Tang Lili, Liu Longlong, Jiang Yan, Yuan Yi
School of Computer Science and Artificial Intelligence, Hunan University of Technology, Zhuzhou, 412007, China.
School of Biological Science and Medical Engineering, Hunan University of Technology, Zhuzhou, 412007, China.
Sci Rep. 2025 Aug 26;15(1):31407. doi: 10.1038/s41598-025-16177-0.

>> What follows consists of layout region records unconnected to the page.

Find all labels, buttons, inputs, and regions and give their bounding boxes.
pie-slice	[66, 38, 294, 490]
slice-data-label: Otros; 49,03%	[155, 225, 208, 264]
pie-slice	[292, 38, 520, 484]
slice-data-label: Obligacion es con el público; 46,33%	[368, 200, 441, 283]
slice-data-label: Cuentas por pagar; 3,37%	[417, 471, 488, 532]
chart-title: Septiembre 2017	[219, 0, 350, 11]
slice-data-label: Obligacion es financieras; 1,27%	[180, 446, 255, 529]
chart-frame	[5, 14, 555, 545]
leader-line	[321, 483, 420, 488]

Long noncoding RNAs (lncRNAs) are important regulators and promising targets for complex diseases. They have manifested dense relationships with various diseases. Although laboratory techniques have validated many lncRNA-disease associations (LDAs), they are costly, laborious, and time-consuming. This study introduces LDA-GMCB, an LDA inference model, by leveraging graph embedding learning, multi-head self-attention mechanism (MSA) with convolutional neural network (CNN), low-rank singular value decomposition (SVD), and histogram-based gradient boosting (HGBoost). For all lncRNAs and diseases, LDA-GMCB first deciphers their nonlinear features by incorporating graph embedding learning and MSA with CNN, then captures their linear features through low-rank SVD, and finally infers their relationships based on HGBoost. LDA-GMCB was compared with four baselines (i.e., SDLDA, LDNFSGB, IPCARF and LDA-VGHB) under 5-fold cross validation and two cold start scenarios, and four popular classifiers (i.e., multi-layer perceptron, SVM, random forest, and XGBoost). Additionally, LDA-GMCB implemented ablation study. The outcomes demonstrated that LDA-GMCB greatly surpassed the above models and gained significant improvement on two public databases (i.e., lncRNADisease and MNDR) under most conditions. Moreover, LDA-GMCB was further applied to infer potential lncRNAs for Alzheimer's disease and Parkinson's disease. It identified that DGCR5 and HIF1A could link with the two diseases, respectively. We hope that LDA-GMCB help infer potential lncRNAs for various complex diseases. LDA-GMCB is freely available at https://github.com/smiling199/LDA-GMCB .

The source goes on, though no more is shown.